Lelio con quattro Servi, ciascheduno dei quali porta
una cassetta nelle mani; ed i suddetti
.

Lelio. Ecco, Terenzio, amico, ecco di Roma il dono:

Nummi ottomila in quattro parti divisi sono.
Questi non tuoi per legge, schiavo, ancor non romano,
Ma tuoi per il tuo merto, per favor di Lucano.
Usane a tuo talento: libero ne disponi,
Qual uom nato agli onori fra libere nazioni.
Odi però il consiglio che a te porge chi t ama:
Libero fra’ Quiriti il tuo signor te brama,
Però de’ cittadini chi vuol godere il pregio,
Deve di pingue censo vantar ne’ lustri il fregio.
Or questi che a te reco, uniti ad altri beni,
Acquistino a Terenzio le cariche e i terreni:
E in ogni lustro poi, che d’un quinquennio è il giro,
Salir faccia il tuo nome dove gli eroi saliro.
Terenzio.
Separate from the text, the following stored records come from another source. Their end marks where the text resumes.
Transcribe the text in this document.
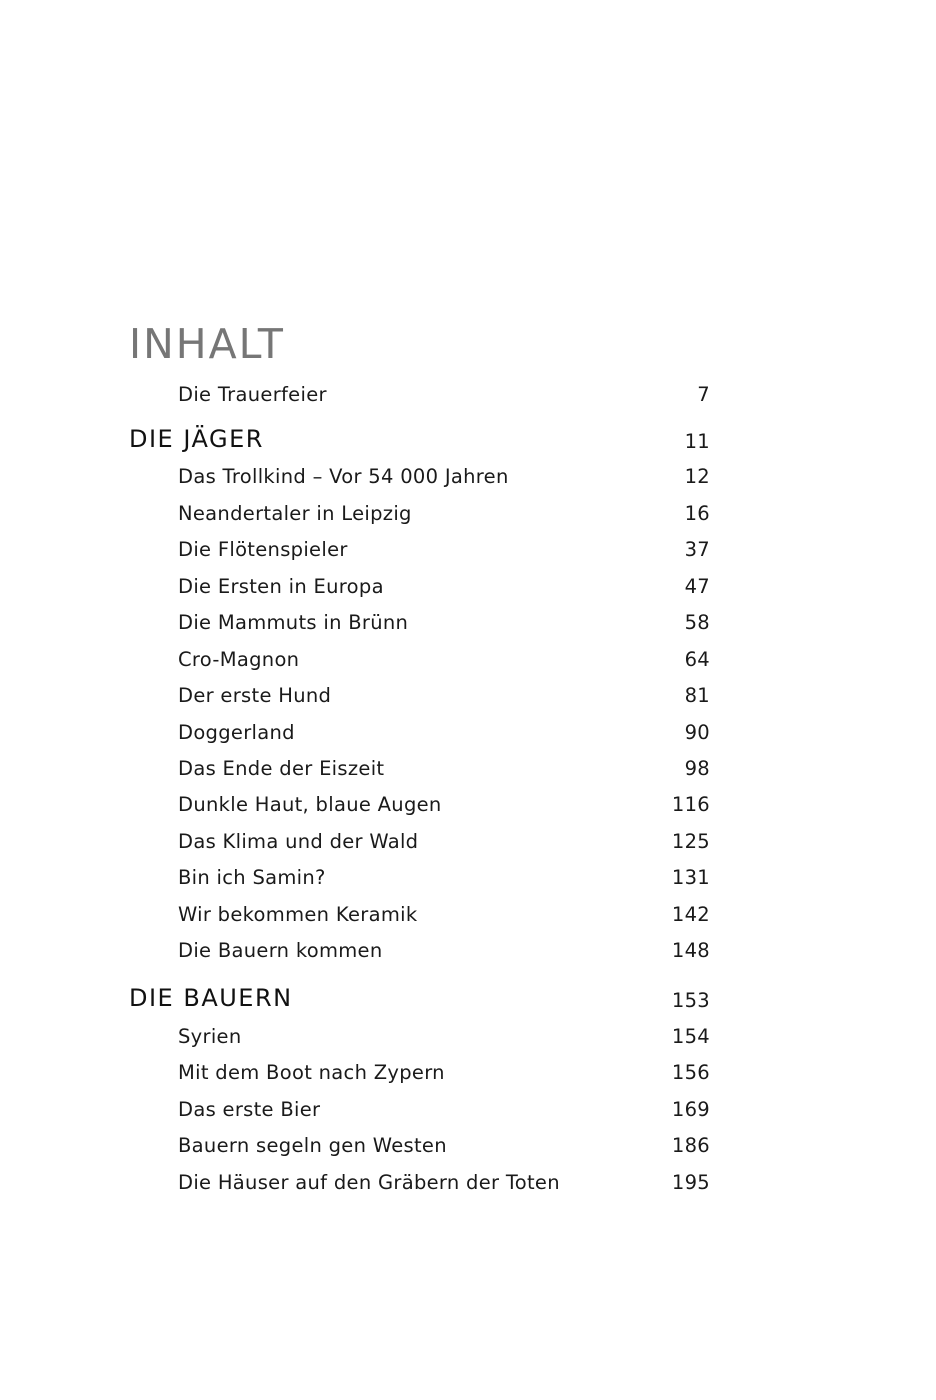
INHALT
Die Trauerfeier	7
DIE JÄGER	11
Das Trollkind – Vor 54 000 Jahren	12
Neandertaler in Leipzig	16
Die Flötenspieler	37
Die Ersten in Europa	47
Die Mammuts in Brünn	58
Cro-Magnon	64
Der erste Hund	81
Doggerland	90
Das Ende der Eiszeit	98
Dunkle Haut, blaue Augen	116
Das Klima und der Wald	125
Bin ich Samin?	131
Wir bekommen Keramik	142
Die Bauern kommen	148
DIE BAUERN	153
Syrien	154
Mit dem Boot nach Zypern	156
Das erste Bier	169
Bauern segeln gen Westen	186
Die Häuser auf den Gräbern der Toten	195
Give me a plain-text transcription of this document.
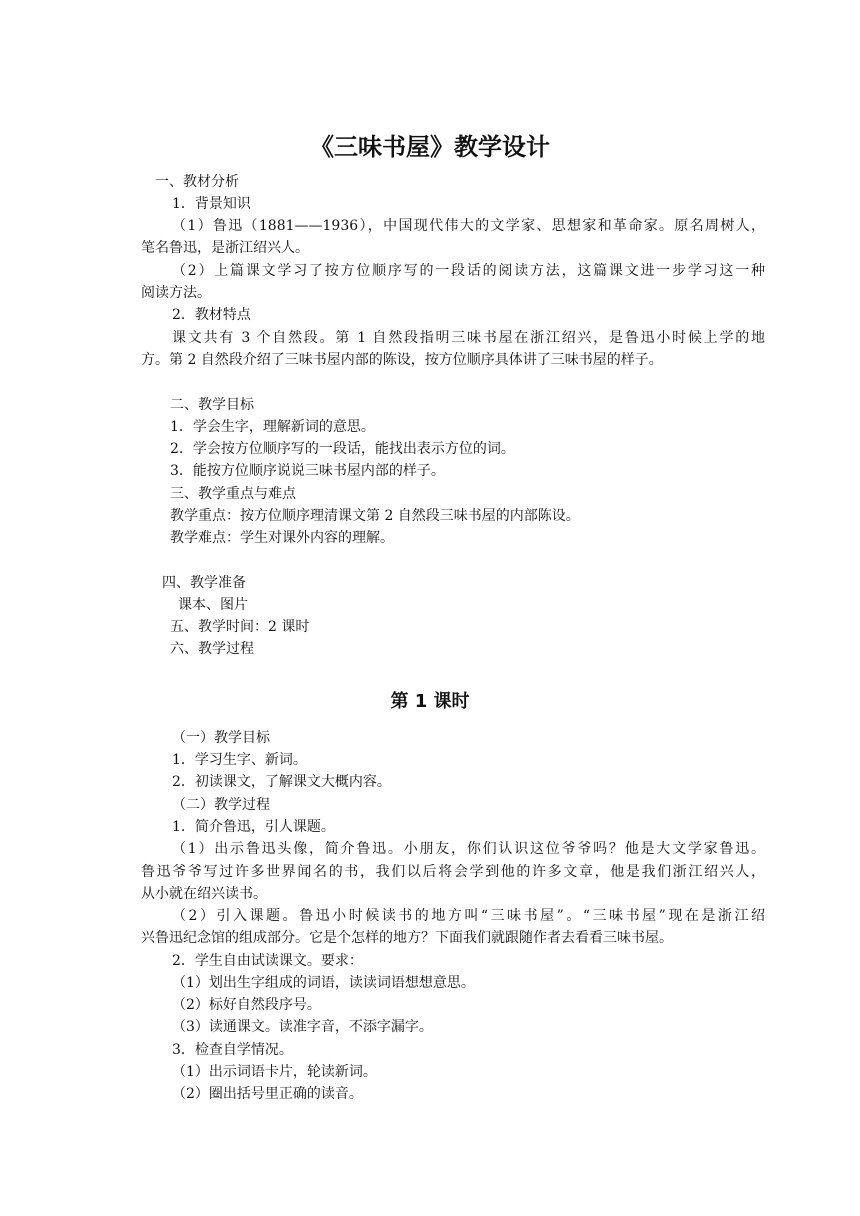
《三味书屋》教学设计
一、教材分析
1．背景知识
（1）鲁迅（1881——1936），中国现代伟大的文学家、思想家和革命家。原名周树人，
笔名鲁迅，是浙江绍兴人。
（2）上篇课文学习了按方位顺序写的一段话的阅读方法，这篇课文进一步学习这一种
阅读方法。
2．教材特点
课文共有 3 个自然段。第 1 自然段指明三味书屋在浙江绍兴，是鲁迅小时候上学的地
方。第 2 自然段介绍了三味书屋内部的陈设，按方位顺序具体讲了三味书屋的样子。
二、教学目标
1．学会生字，理解新词的意思。
2．学会按方位顺序写的一段话，能找出表示方位的词。
3．能按方位顺序说说三味书屋内部的样子。
三、教学重点与难点
教学重点：按方位顺序理清课文第 2 自然段三味书屋的内部陈设。
教学难点：学生对课外内容的理解。
四、教学准备
课本、图片
五、教学时间：2 课时
六、教学过程
第 1 课时
（一）教学目标
1．学习生字、新词。
2．初读课文，了解课文大概内容。
（二）教学过程
1．简介鲁迅，引人课题。
（1）出示鲁迅头像，简介鲁迅。小朋友，你们认识这位爷爷吗？他是大文学家鲁迅。
鲁迅爷爷写过许多世界闻名的书，我们以后将会学到他的许多文章，他是我们浙江绍兴人，
从小就在绍兴读书。
（2）引入课题。鲁迅小时候读书的地方叫“三味书屋”。“三味书屋”现在是浙江绍
兴鲁迅纪念馆的组成部分。它是个怎样的地方？下面我们就跟随作者去看看三味书屋。
2．学生自由试读课文。要求：
（1）划出生字组成的词语，读读词语想想意思。
（2）标好自然段序号。
（3）读通课文。读准字音，不添字漏字。
3．检查自学情况。
（1）出示词语卡片，轮读新词。
（2）圈出括号里正确的读音。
D’onor, di gloria vago son io più che di spoglie.
Ite a deporre il peso, amici, in quelle soglie.
(ai quattro servi, i quali entrano in una stanza)
Grato son di tal dono al popolo romano,
Grato all’amico Lelio, gratissimo a Lucano.
Far di quell’oro in breve uso cotal m’impegno,
Che sia grato agli Dei, che sia di virtù degno.
Lelio. Torno agli edili nostri, torno al pretor di Roma,
Ch’oggi a te dee la verga impor sull’aurea chioma.
Nel renderti liberto (non giungati improvviso)
T’udrai con lieve mano battere il tergo e il viso;
Libar la sacra tazza dovrai del tuo signore,
Soffrir ne’ loro uffizi lo scriba ed il littore;
Comune ai cittadini avrai la doppia vesta.
Tutti vedrai gli amici, tutti i Romani in festa.